Моравский ощерился, вскинул кулак с оттопыренным средним пальцем, дал по газам. С истошным визгом покрышек машина рванула с места, закладывая крутой вираж, развернулась вокруг собственной оси и, выпуская из-под колес поток ледяной крошки, устремилась на юг по встречной полосе. В морозной дымке пылал яростный шлейф габаритов.
5
Поднялся с земли. Убедился, что вокруг никого нет. Посмотрел на собственный дом: двадцатый этаж, восемнадцатый. Блестящие окна — в них замерло солнце. Вдохнул поглубже. Плюнул под ноги и отвернулся.
Куст сирени. Под ним — черный лед. Я пробрался к надгробию. Снег здесь обильно увлажнили кровью; кровь превратилась в багровую корочку, покрыла собой невысокий холмик, и от холмика вела цепочка следов. То и дело у рифленых углублений в снегу виднелись темные кляксы. Следы обрывались у контейнера для строительного мусора — зеленый металлический куб стоял на широкой тропе; тропа шла вверх и сужалась, сжимаемая крестами, решетками и столиками со скамьями. Вернувшись на каменные ступени тем же путем, я прошел вверх, вновь оказался на площадке перед церковным крыльцом. Впереди качался, шумел темный холм. Поднялся до контейнера, глянул сквозь щель: пусто — только днище было покрыто снегом и обломками веток, хвоей. Вдруг под собой увидел багровые капли — точно драгоценные камни, рубины или опалы, выроненные кем-то случайно. Наклонился и сгреб в ладони морозную массу. В белесом месиве тускло блестели на солнце кристаллики алого. Поднес к лицу и понюхал: сладкий металлический аромат смешался с выстуженным запахом озона и грязи. Слепил снежок, пряча в сердцевину алые камушки, бросил через край в контейнер. Не спеша двинулся вдоль оград. Заприметил другую цепочку: лисьи следы, принадлежавшие, очевидно, Маттео Малиньи, туристу из солнечной Калабрии. Должно быть, он тоже увидел кровь у сирени или цепочку из клякс на тропе, и, сгорая от любопытства, решил проследить их путь. Так же, как я сейчас. Только чувства были иные: меня вела циничная, злая, как любовь подростка, тоска.
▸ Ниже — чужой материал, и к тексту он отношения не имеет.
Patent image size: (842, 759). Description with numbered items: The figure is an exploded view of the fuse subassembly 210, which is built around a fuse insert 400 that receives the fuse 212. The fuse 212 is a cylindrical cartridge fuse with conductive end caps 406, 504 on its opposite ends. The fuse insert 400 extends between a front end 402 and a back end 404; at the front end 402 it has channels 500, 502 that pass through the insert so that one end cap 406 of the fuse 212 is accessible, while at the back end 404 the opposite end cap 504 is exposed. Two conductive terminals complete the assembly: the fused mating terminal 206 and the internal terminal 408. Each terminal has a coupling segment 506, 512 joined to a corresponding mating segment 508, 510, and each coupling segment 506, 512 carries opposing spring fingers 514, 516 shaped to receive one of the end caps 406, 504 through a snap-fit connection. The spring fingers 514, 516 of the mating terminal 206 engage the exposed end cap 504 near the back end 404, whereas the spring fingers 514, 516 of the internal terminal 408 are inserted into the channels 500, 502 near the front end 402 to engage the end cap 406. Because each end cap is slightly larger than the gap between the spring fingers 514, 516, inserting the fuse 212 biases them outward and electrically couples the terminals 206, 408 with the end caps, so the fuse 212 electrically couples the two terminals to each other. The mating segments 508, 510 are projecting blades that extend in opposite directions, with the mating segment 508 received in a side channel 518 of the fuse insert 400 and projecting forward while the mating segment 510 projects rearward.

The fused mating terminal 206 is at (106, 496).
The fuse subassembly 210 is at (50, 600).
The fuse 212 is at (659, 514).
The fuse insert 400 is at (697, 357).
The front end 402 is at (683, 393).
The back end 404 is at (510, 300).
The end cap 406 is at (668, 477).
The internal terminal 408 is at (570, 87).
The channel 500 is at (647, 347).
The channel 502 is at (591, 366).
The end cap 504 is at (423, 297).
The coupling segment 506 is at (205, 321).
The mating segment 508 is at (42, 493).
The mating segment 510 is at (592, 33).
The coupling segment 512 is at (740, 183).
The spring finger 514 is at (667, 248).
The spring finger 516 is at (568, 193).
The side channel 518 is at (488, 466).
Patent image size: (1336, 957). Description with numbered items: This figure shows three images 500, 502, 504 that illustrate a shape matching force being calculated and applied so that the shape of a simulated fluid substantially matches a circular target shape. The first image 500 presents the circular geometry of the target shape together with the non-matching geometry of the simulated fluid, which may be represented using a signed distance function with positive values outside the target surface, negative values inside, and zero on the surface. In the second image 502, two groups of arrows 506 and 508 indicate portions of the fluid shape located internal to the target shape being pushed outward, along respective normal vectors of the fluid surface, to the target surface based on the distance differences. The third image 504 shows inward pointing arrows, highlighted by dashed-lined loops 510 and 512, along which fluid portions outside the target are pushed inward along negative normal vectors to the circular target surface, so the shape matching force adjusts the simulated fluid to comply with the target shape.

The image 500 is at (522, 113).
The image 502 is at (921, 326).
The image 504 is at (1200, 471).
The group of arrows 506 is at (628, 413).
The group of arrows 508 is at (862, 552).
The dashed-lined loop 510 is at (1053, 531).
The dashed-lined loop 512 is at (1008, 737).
Тропа забирала все выше, и в какой-то момент разделилась: левый рукав, перевалив отрог, уводил вниз, к озеру, правый карабкался по краю холма, вел к высоченным соснам, к старинной часовне — ее силуэт на миг показался из густо поросшей кустарником черноты. Прислушался: ветер гулял в голых кронах деревьев. Молчали галки с воронами. Я сделал шаг: снег с жадностью заскрипел под ботинком. Мелькнула бурая кирпичная кладка. Ажурный крест замер над небольшим куполом; купол этот казался вздутой выдубленной шкурой древнего ящера. Молодые березы раскинули ветви-объятия над часовней, устремляясь в синее небо прямиком из чьей-то могилы. Я оказался на самой вершине холма. На теле строения, между двумя розовыми колоннами, зияла тьма распахнутой металлической двери. Арка, украшенная витиеватой надписью, держала на себе бетонное перекрестье, и над ним будто бы притаился святой лик.
Обернулся. С прищуром вгляделся сквозь море деревьев. Отсюда виден наш дом. Видны наши окна. Если спуститься обратно с холма по тропе, минуя белую церковь, перейти шоссе и оказаться у двери парадной — какое это будет расстояние? Не больше четырехсот метров, наверное. Как же близко от мертвых мы жили все это время…
Прыснула стайка лазоревок. На снегу с новой силой запульсировали рубины-ледышки: кляксы вели прямиком в темноту. Перекатывая на языке комочек горьковатой слюны, я приблизился к распахнутой настежь двери часовни: снег здесь чернел. Белое рыхлое пространство было усеяно мириадами капель. Стараясь не слушать бешено колотящееся в висках сердце, полез в карман, извлекая проклятый фонарь — вот и опять подарок Жана-Батиста выручает меня в самый мрачный момент. Вдавил резину в металл. Расфокусировав взгляд так, чтобы реальность потеряла контрастность и четкость, направил столб света вглубь темноты: в бетонном полу зияла дыра. Недавно здесь что-то или кого-то тащили волоком: одним широким штрихом от входа к дыре тянулась черная полоса. Луч дернулся, макнулся в стылую глубину, обнаружил тело в военном бушлате: оно замерло грудой коричневых складок на обнаженной сырой земле, раскинув руки и ноги. Оно лежало — вернее, валялось — на груди, лицом вниз. Земля перемешалась с кровью; поверхность чернела, густо пахла металлом и сгнившей листвой, корнями деревьев, влажным холодом. На затылке искрился иней.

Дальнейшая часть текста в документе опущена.